“Wereld
De wereld is mooi,
de wereld is k*t.
Dan is het goed,
en dan is het weer flut.
Het leven is licht,
het leven is zwaar.
Dan zit het tegen,
en dan weer niet, maar,
nadat het mee zat,
gaat het weer niet.
Maar zo is de wereld,
en anders is ‘ie niet.
– Geschreven door m’n broertje.”
Ik heb een hele tijd gedichten geschreven. Ik begon als een beginner. Gedichten die nergens op sloegen. Niet echt een betekenis hadden. Gewoon maar losse woorden achter elkaar gezet, die soms rijmden. Althans, zo zag ik ze. Later ben ik beter geworden. (Al zeg ik het zelf.) Dit gedicht is door m’n broertje geschreven. Hij is niet zo in het schrijven van gedichten. Maar dit vond ik zelf wel een goed gedicht. Het sprak me aan. En het sprak me aan omdat ik weet dat hij zelf in een periode zit waarin hij aan het filosoferen is over zijn plek in de wereld. Waar sta ik nu? Wat wil ik bereiken? En wat doe ik hier eigenlijk op de wereld? Waar leef ik voor? Dat zijn vragen die ook bij mij jaren lang voorbij vliegen in de lucht. Nu nog steeds. En al helemaal na het lezen van Prediker 3 vers 1 t/m 22:
1 Voor alles wat gebeurt is er een uur,
een tijd voor alles wat er is onder de hemel.
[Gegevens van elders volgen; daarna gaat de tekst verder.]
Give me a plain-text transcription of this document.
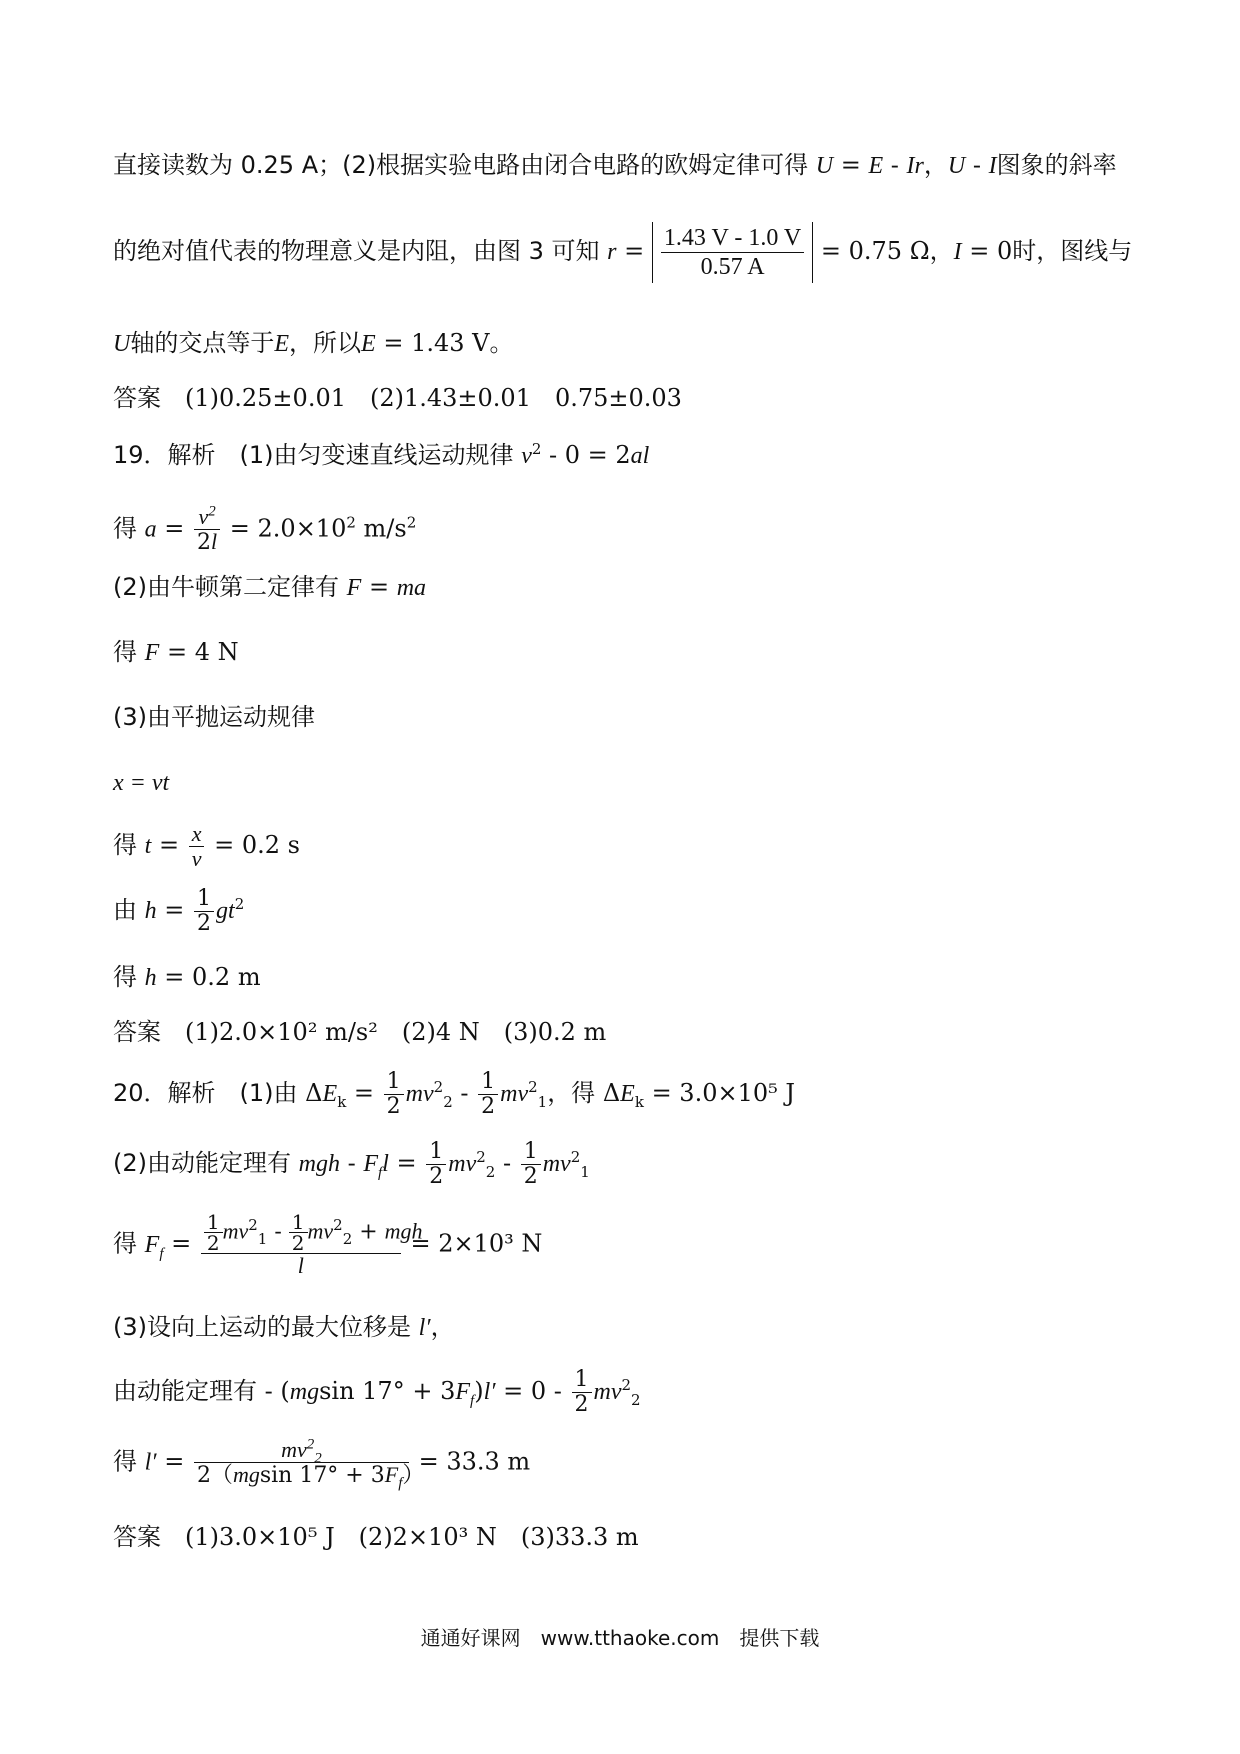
直接读数为 0.25 A；(2)根据实验电路由闭合电路的欧姆定律可得 U = E - Ir，U - I图象的斜率
的绝对值代表的物理意义是内阻，由图 3 可知 $r = \frac{1.43 V - 1.0 V}{0.57 A} = 0.75$ Ω，I = 0时，图线与
U轴的交点等于E，所以E = 1.43 V。
答案　 (1)0.25±0.01　(2)1.43±0.01　0.75±0.03
19．解析　(1)由匀变速直线运动规律 $v^2 - 0 = 2al$
得 $a = \frac{v^2}{2l} = 2.0\times 10^2$ $m/s^2$
(2)由牛顿第二定律有 F = ma
得 F = 4 N
(3)由平抛运动规律
x = vt
得 $t = \frac{x}{v} = 0.2$ s
由 $h = \frac{1}{2} gt^2$
得 h = 0.2 m
答案　 (1)2.0×10² m/s²　(2)4 N　(3)0.2 m
20．解析　(1)由 $\Delta E_k = \frac{1}{2} mv^2_2 - \frac{1}{2} mv^2_1$，得 $\Delta E_k = 3.0\times 10^5$ J
(2)由动能定理有 mgh - $F_fl = \frac{1}{2} mv^2_2 - \frac{1}{2} mv^2_1$
得 $F_f = \frac{\frac{1}{2} mv^2_1 - \frac{1}{2} mv^2_2 + mgh}{l} = 2\times 10^3$ N
(3)设向上运动的最大位移是 l′，
由动能定理有 - (mgsin $17^\circ + 3F_f)l' = 0 - \frac{1}{2} mv^2_2$
得 $l' = \frac{mv^2_2}{2(mgsin 17^\circ + 3F_f)} = 33.3$ m
答案　 (1)3.0×10⁵ J　(2)2×10³ N　(3)33.3 m
通通好课网　www.tthaoke.com　提供下载
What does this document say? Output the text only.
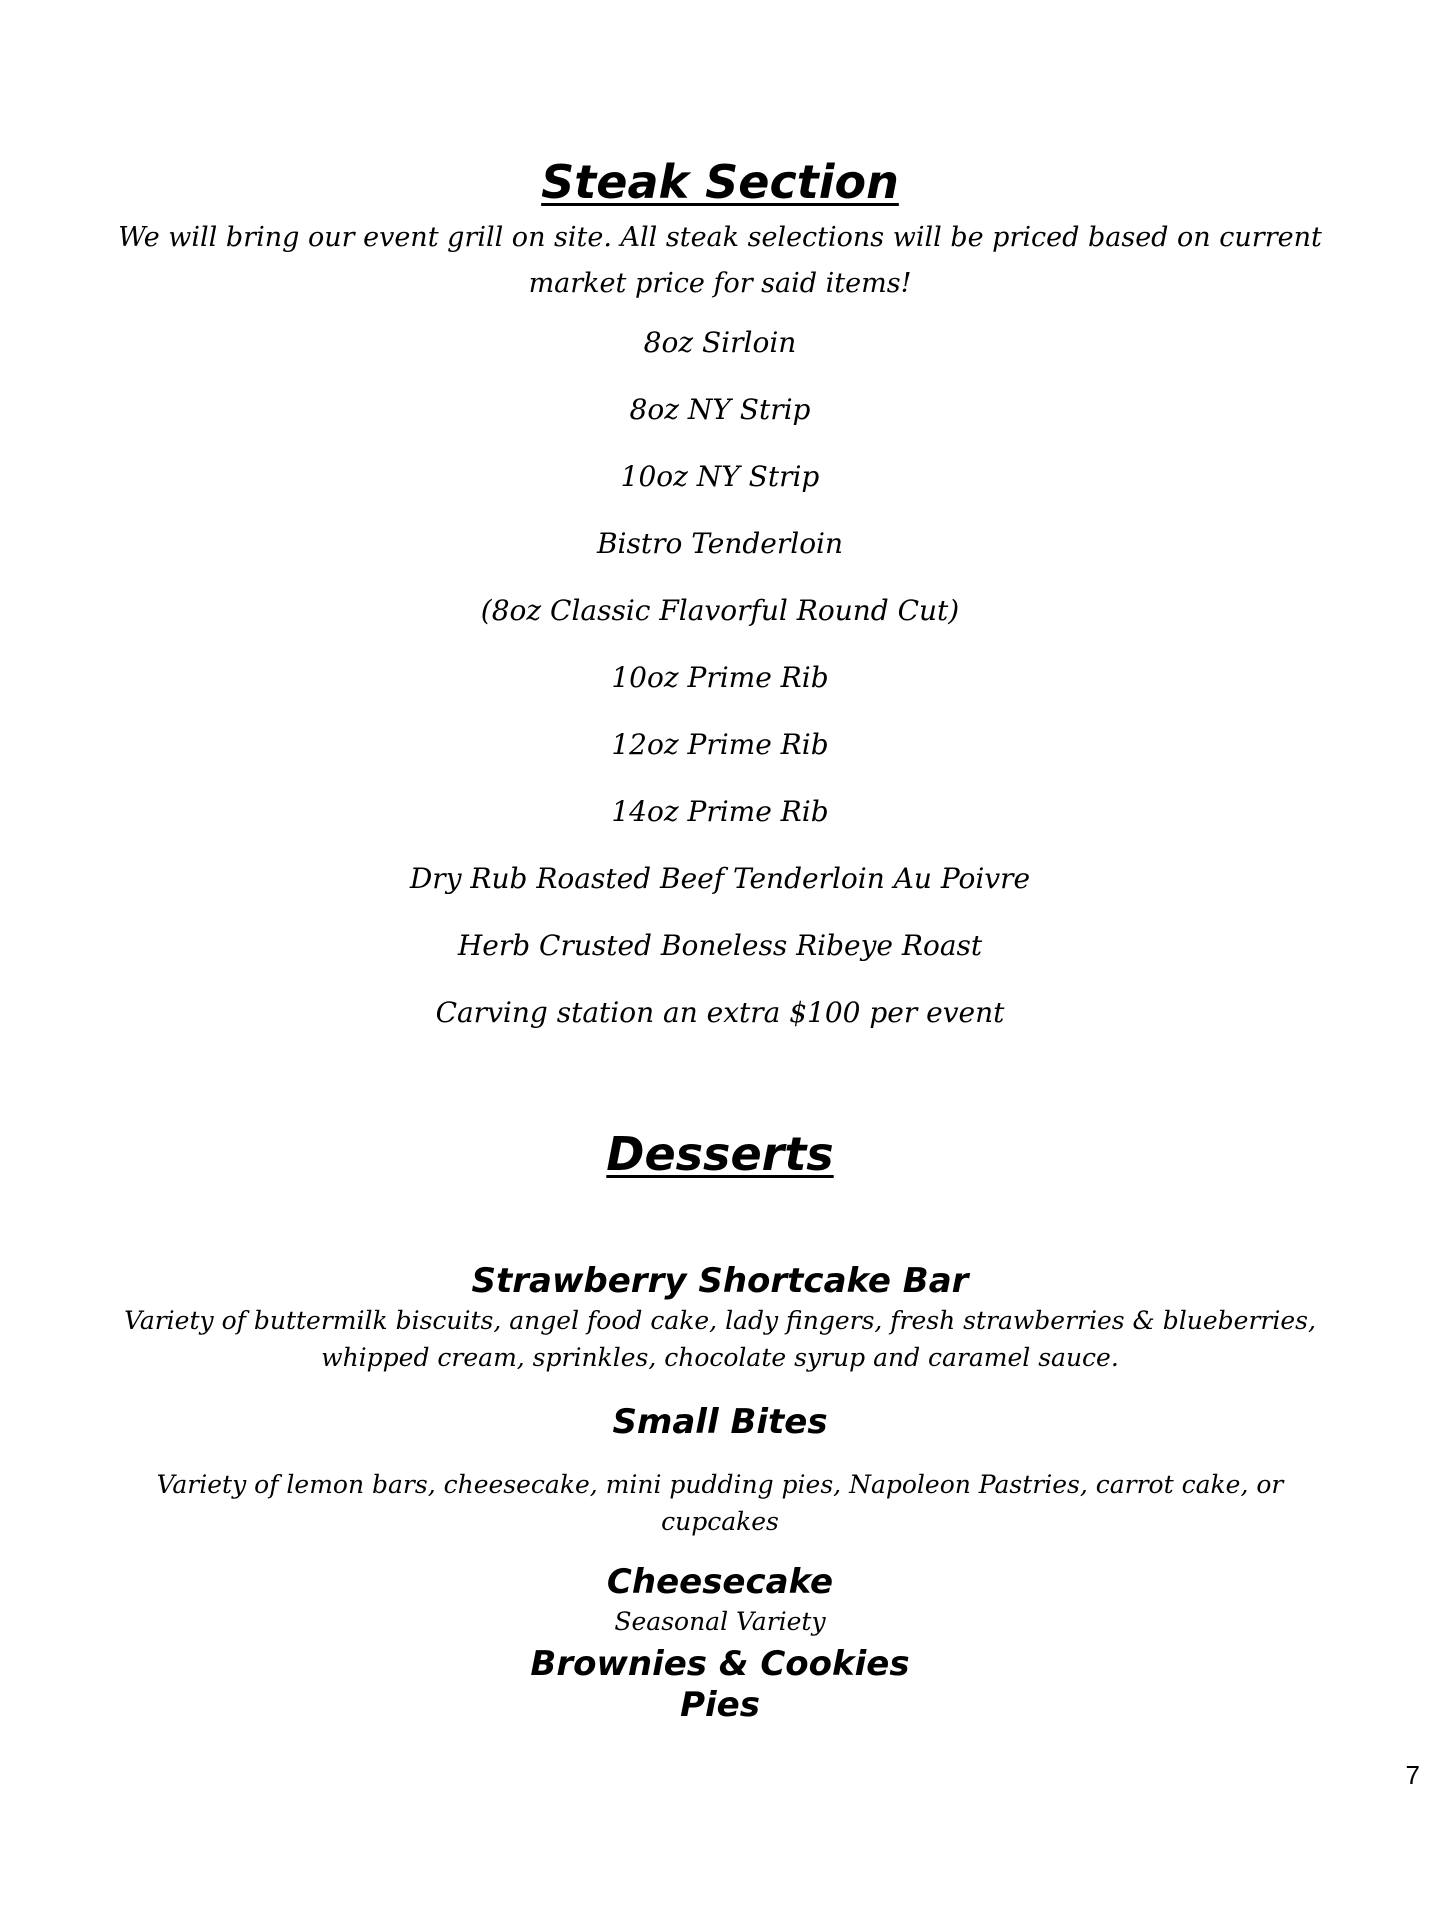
Steak Section

We will bring our event grill on site. All steak selections will be priced based on current market price for said items!

8oz Sirloin
8oz NY Strip
10oz NY Strip
Bistro Tenderloin
(8oz Classic Flavorful Round Cut)
10oz Prime Rib
12oz Prime Rib
14oz Prime Rib
Dry Rub Roasted Beef Tenderloin Au Poivre
Herb Crusted Boneless Ribeye Roast
Carving station an extra $100 per event
Desserts
Strawberry Shortcake Bar

Variety of buttermilk biscuits, angel food cake, lady fingers, fresh strawberries & blueberries, whipped cream, sprinkles, chocolate syrup and caramel sauce.

Small Bites

Variety of lemon bars, cheesecake, mini pudding pies, Napoleon Pastries, carrot cake, or cupcakes

Cheesecake

Seasonal Variety

Brownies & Cookies
Pies
7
2 Er is een tijd om te baren
en een tijd om te sterven,
een tijd om te planten
en een tijd om te rooien.
3 Er is een tijd om te doden
en een tijd om te helen,
een tijd om af te breken
en een tijd om op te bouwen.
4 Er is een tijd om te huilen
en een tijd om te lachen,
een tijd om te rouwen
en een tijd om te dansen.
5 Er is een tijd om te ontvlammen
en een tijd om te verkillen,
een tijd om te omhelzen
en een tijd om af te weren.
6 Er is een tijd om te zoeken
en een tijd om te verliezen,
een tijd om te bewaren
en een tijd om weg te gooien.
7 Er is een tijd om te scheuren
en een tijd om te herstellen,
een tijd om te zwijgen
en een tijd om te spreken.
8 Er is een tijd om lief te hebben
en een tijd om te haten.
Er is een tijd voor oorlog
en er is een tijd voor vrede.
9 Welk voordeel heeft de mens van alles wat hij met zijn gezwoeg tot stand brengt? 10 Ik heb gezien dat het een kwelling is, die hem door God wordt opgelegd. 11 God heeft alles wat er is de goede plaats in de tijd gegeven, en ook heeft hij de mens inzicht in de tijd gegeven. Toch kan de mens het werk van God niet van begin tot eind doorgronden. 12 Ik heb vastgesteld dat voor de mens niets goeds is weggelegd, behalve vrolijk te zijn en van het leven te genieten. 13 Want wanneer hij zich aan eten en drinken te goed doet en geniet van al het goede dat hij moeizaam heeft verworven, is dat een geschenk van God. 14 Alles wat God doet, zo heb ik vastgesteld, doet hij voor altijd. Daar is niets aan toe te voegen, daar is niets van af te doen. God doet het zo opdat wij ontzag voor hem hebben. 15 Wat er is, was er al lang; wat zal komen, is er altijd al geweest. God haalt wat voorbij is altijd weer terug. 16 Ik heb nog iets onder de zon gezien: op de plaats waar recht gesproken wordt, heerst onrecht. Ik zag de plaats waar gerechtigheid zou moeten zijn, en er heerst onrecht. 17 Ik zei tegen mezelf: God zal zowel de rechtvaardigen als de goddelozen aan zijn oordeel onderwerpen, want er is bij hem voor alles wat gebeurt en voor elke daad een tijd en een plaats. 18 Ik zei tegen mezelf dat God de mensen heeft bevoorrecht: ze beseffen dat ze als de dieren zijn. Niet meer dan de dieren zijn ze,19 want de mensen en de dieren treft hetzelfde lot. Zoals een dier sterft, zo sterft ook een mens; ze delen in dezelfde adem. Dat is hun beider lot. Een mens is niet beter af dan een dier, want alles is leegte. 20 Alles gaat naar dezelfde plaats, alles is uit stof ontstaan en alles keert terug tot stof. 21 Wie zal ooit weten of de adem van een mens naar boven opstijgt en die van een dier afdaalt
naar de aarde? 22 Daarom, zo heb ik vastgesteld, is het maar het beste voor een mens dat hij vreugde put uit alles wat hij onderneemt. Dat is wat hem is toebedeeld, want wie zal hem van iets laten genieten na zijn dood?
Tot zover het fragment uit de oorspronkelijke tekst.